Arménie : récit d’une révolution de velours
Mi-avril, l’élection de Serge Sarkissian au poste de premier ministre de l’Arménie déclenchait une contestation populaire d’envergure, qui a fini par aboutir à sa démission et à la nomination à son poste, en deux temps, de son principal opposant Nikol Pachiniyan.
L’opposition estimait que le changement de Constitution de l’Arménie, accordant l’ensemble des pouvoirs exécutifs au premier ministre, avait pour seul but de maintenir Serge Sarkissian au pouvoir, au terme de ses deux mandats de président de la République.
Et si M. Sarkissian, pro-russe, a bien été élu premier ministre, le 17 avril, au terme d’élections à la validité contestée, la réaction populaire ne s’est pas fait attendre. Menée par l’opposant Nikol Pachiniyan, une vague de manifestations et d’actes de désobéissance civile ont paralysé le pays.
Les deux opposants se rencontrent le 22 avril sur fonds de tension populaire. Si Serge Sarkissian entend conserver le pouvoir, le discours de M. Pachinyian est offensif : « Je suis venu ici pour discuter des termes de votre démission et des conditions d’une transition pacifique et sans heurt du pouvoir. […] Je vous le dis : vous ne comprenez pas la situation qui règne dans le pays. Elle est différente de celle que vous connaissiez il y a quinze ou vingt jours. Le pouvoir est passé aux mains du peuple ».
Et si, au terme de cette entrevue, l’opposant est interpellé par la police avec 200 manifestants, le lendemain, 23 avril, deux cents militaires se joignent aux manifestants.
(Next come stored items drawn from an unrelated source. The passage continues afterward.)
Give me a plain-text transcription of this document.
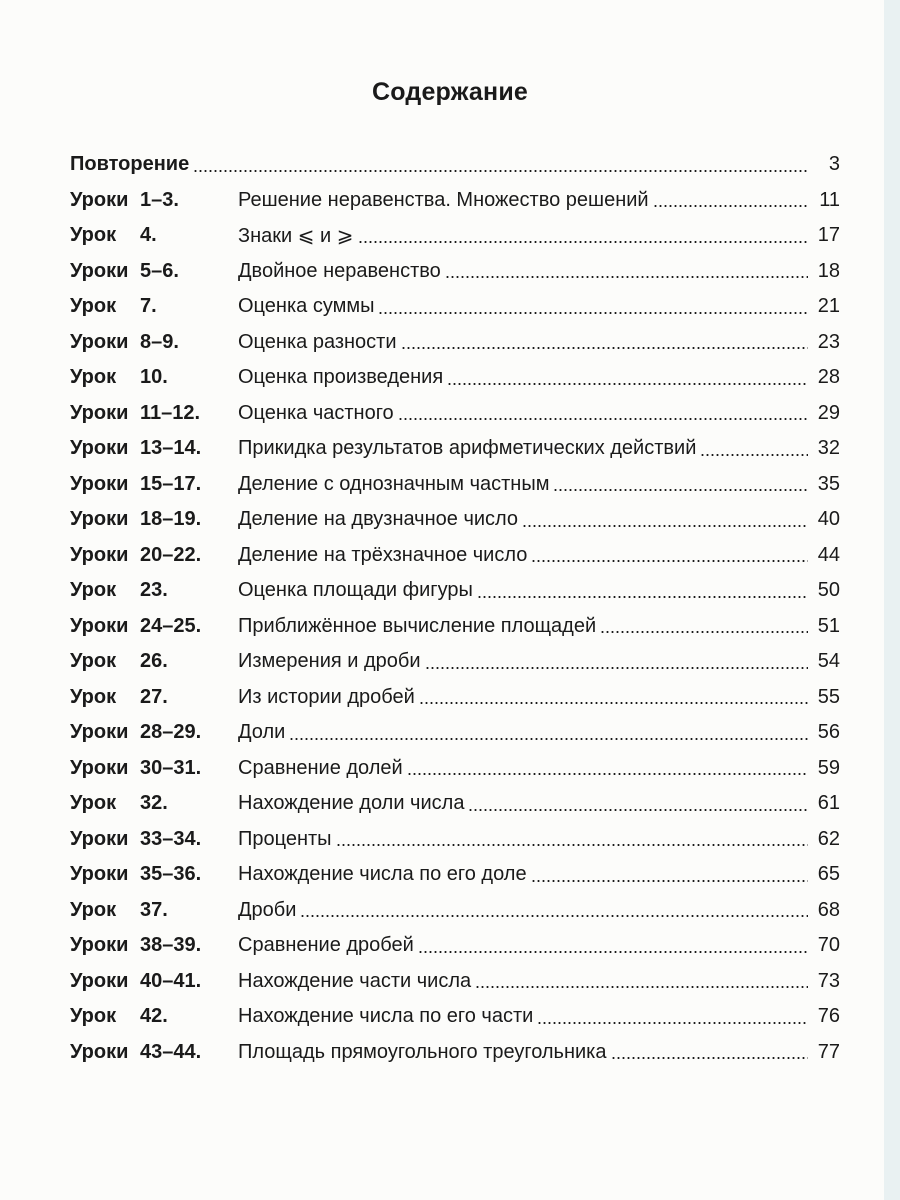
Содержание
Повторение	3
Уроки 1–3.	Решение неравенства. Множество решений	11
Урок	4.	Знаки ⩽ и ⩾	17
Уроки 5–6.	Двойное неравенство	18
Урок	7.	Оценка суммы	21
Уроки 8–9.	Оценка разности	23
Урок	10.	Оценка произведения	28
Уроки 11–12.	Оценка частного	29
Уроки 13–14.	Прикидка результатов арифметических действий	32
Уроки 15–17.	Деление с однозначным частным	35
Уроки 18–19.	Деление на двузначное число	40
Уроки 20–22.	Деление на трёхзначное число	44
Урок	23.	Оценка площади фигуры	50
Уроки 24–25.	Приближённое вычисление площадей	51
Урок	26.	Измерения и дроби	54
Урок	27.	Из истории дробей	55
Уроки 28–29.	Доли	56
Уроки 30–31.	Сравнение долей	59
Урок	32.	Нахождение доли числа	61
Уроки 33–34.	Проценты	62
Уроки 35–36.	Нахождение числа по его доле	65
Урок	37.	Дроби	68
Уроки 38–39.	Сравнение дробей	70
Уроки 40–41.	Нахождение части числа	73
Урок	42.	Нахождение числа по его части	76
Уроки 43–44.	Площадь прямоугольного треугольника	77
Dans la soirée, M. Sarkissian, sentant que le vent a tourné et que l’armée risque de le lâcher, annonce sa démission : « Nikol Pachiniyan avait raison. Et moi, je me suis trompé » admet l’ancien président.
Un « tsunami politique » pour forcer la main au Parlement
Le 1er mai, nouveau coup de théâtre : la candidature de M. Pachiniyan au poste de premier ministre est rejetée par le Parlement, provoquant un blocage de tout le pays, routes, trains, aéroports, administrations. La démonstration de force de ce « tsunami politique » provoque une prise de conscience des parlementaires : quatre groupes s’accordent pour soutenir sa candidature au poste de premier ministre.
Le 8 mai, Nikol Pachinyian est ainsi élu premier ministre, au terme d’une révolution de velours qui n’a fait aucune victime. Des législatives anticipées vont être organisées, que l’ancien journaliste devrait remporter.
Une page se tourne pour l’Arménie. Les menaces à peine voilée de la Russie annoncent que la petite république devra se trouver rapidement de nouveaux alliés. Mais la ferveur et la joie populaires rendent, pour l’heure, les Arméniens optimistes sur leur avenir.